Published on 2025-08-07T06:18:08Z

Google-Extended

Google-Extended is not a web crawler itself, but a special control mechanism that allows website owners to manage whether their content can be used to train Google's generative AI models, such as Gemini and Vertex AI. By using a specific directive in a robots.txt file, publishers can opt out of having their content used for AI training purposes without affecting their site's visibility or ranking in Google Search results. It was introduced by Google to give creators more control over their content in the age of AI.

What is Google-Extended?

Google-Extended is a control mechanism, not a separate web crawler, introduced by Google to give website owners control over the use of their content for training Google's AI models. It functions as a special token that can be used in a robots.txt file. It works in conjunction with Google's existing crawlers, like Googlebot. While Googlebot still crawls the site for search indexing, the Google-Extended token in robots.txt tells Google whether that crawled content can also be used to train and improve AI systems like Google Gemini and the Vertex AI APIs.

Why is Google-Extended relevant to my site's crawling?

Google-Extended does not crawl your site independently. Instead, it is a rule that Google's regular crawlers (like Googlebot) look for when they visit. If you have not explicitly blocked Google-Extended in your robots.txt file, Google considers your content eligible for use in training its AI models. This process is part of Google's standard crawling operations. The frequency of these crawls is determined by your site's normal crawl budget, which is influenced by factors like your content update schedule and site authority.

What is the purpose of Google-Extended?

The primary purpose of Google-Extended is to act as a consent and control mechanism, giving publishers a clear choice about whether to contribute their content to the development of Google's AI ecosystem. It specifically governs the use of content for training Google Gemini and Vertex AI generative APIs. Google introduced this in response to publisher concerns about the use of their content for AI training. Importantly, opting out via Google-Extended is designed to have no negative impact on a site's inclusion or ranking in standard Google Search results.

How do I use Google-Extended to block AI training?

To prevent your website's content from being used to train Google's generative AI models, you need to add a specific rule to your robots.txt file. This will opt your site out of data collection for this purpose without affecting your Google Search ranking.
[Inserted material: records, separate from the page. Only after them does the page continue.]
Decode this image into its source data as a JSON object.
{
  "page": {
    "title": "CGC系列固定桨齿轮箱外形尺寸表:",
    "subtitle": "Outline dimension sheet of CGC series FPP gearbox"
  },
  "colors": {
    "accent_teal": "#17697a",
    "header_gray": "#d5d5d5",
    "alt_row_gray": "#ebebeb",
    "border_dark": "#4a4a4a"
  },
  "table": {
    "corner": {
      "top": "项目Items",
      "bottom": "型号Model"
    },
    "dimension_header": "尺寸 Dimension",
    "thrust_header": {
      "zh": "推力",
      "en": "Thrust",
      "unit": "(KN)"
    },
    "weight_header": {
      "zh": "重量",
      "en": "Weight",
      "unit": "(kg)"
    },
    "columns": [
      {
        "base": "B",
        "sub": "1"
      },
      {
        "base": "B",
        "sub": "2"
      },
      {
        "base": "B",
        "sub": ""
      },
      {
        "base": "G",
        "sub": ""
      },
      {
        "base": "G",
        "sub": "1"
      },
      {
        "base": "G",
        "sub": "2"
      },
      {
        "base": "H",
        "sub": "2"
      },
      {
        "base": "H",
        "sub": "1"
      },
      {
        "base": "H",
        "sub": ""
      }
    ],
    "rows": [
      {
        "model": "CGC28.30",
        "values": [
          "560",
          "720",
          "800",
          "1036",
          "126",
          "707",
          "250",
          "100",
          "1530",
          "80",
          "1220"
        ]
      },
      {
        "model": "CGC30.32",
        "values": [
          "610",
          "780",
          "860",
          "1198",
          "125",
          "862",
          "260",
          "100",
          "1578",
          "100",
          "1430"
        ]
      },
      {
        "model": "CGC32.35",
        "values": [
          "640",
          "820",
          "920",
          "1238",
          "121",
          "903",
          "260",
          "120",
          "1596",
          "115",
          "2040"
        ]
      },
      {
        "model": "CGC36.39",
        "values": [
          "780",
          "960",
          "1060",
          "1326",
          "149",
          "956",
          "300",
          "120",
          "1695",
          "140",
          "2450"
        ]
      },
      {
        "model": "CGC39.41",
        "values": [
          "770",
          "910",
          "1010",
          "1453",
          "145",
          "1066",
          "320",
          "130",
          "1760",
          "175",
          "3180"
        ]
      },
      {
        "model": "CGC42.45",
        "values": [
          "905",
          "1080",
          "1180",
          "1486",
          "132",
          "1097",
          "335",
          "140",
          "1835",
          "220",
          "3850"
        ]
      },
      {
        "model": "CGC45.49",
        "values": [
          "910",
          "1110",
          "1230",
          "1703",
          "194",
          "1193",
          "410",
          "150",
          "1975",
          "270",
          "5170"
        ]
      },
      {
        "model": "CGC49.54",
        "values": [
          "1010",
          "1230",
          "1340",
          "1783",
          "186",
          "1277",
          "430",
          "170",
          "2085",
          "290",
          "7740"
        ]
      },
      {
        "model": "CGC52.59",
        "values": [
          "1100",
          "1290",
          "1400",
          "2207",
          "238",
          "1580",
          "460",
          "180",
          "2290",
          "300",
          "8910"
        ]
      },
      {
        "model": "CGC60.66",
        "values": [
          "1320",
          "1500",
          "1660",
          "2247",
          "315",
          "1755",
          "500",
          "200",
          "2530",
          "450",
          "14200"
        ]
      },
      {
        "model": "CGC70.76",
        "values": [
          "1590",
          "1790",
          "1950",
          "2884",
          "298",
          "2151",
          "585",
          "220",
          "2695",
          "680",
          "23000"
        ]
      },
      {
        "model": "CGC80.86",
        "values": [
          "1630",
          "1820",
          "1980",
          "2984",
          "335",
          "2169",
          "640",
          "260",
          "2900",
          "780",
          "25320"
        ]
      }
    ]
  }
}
To block content use for Google's AI models, add the following lines to your robots.txt file:

User-agent: Google-Extended
Disallow: /

How to verify the authenticity of the user-agent operated by Google?

Reverse IP lookup technique

To verify user-agent authenticity, you can use host linux command two times with the IP address of the requester.

```
> host IPAddressOfRequest
```
This command returns the reverse lookup hostname (e.g., 4.4.8.8.in-addr.arpa.).

> host ReverseDNSFromTheOutputOfFirstRequest

If the output matches the original IP address and the domain is associated with a trusted operator (e.g., Google), the user-agent can be considered legitimate.

IP list lookup technique

Some operators provide a public list of IP addresses used by their crawlers. This list can be cross-referenced to verify a user-agent's authenticity. However, both operators and website owners may find it challenging to maintain an up-to-date list, so use this method with caution and in conjunction with other verification techniques.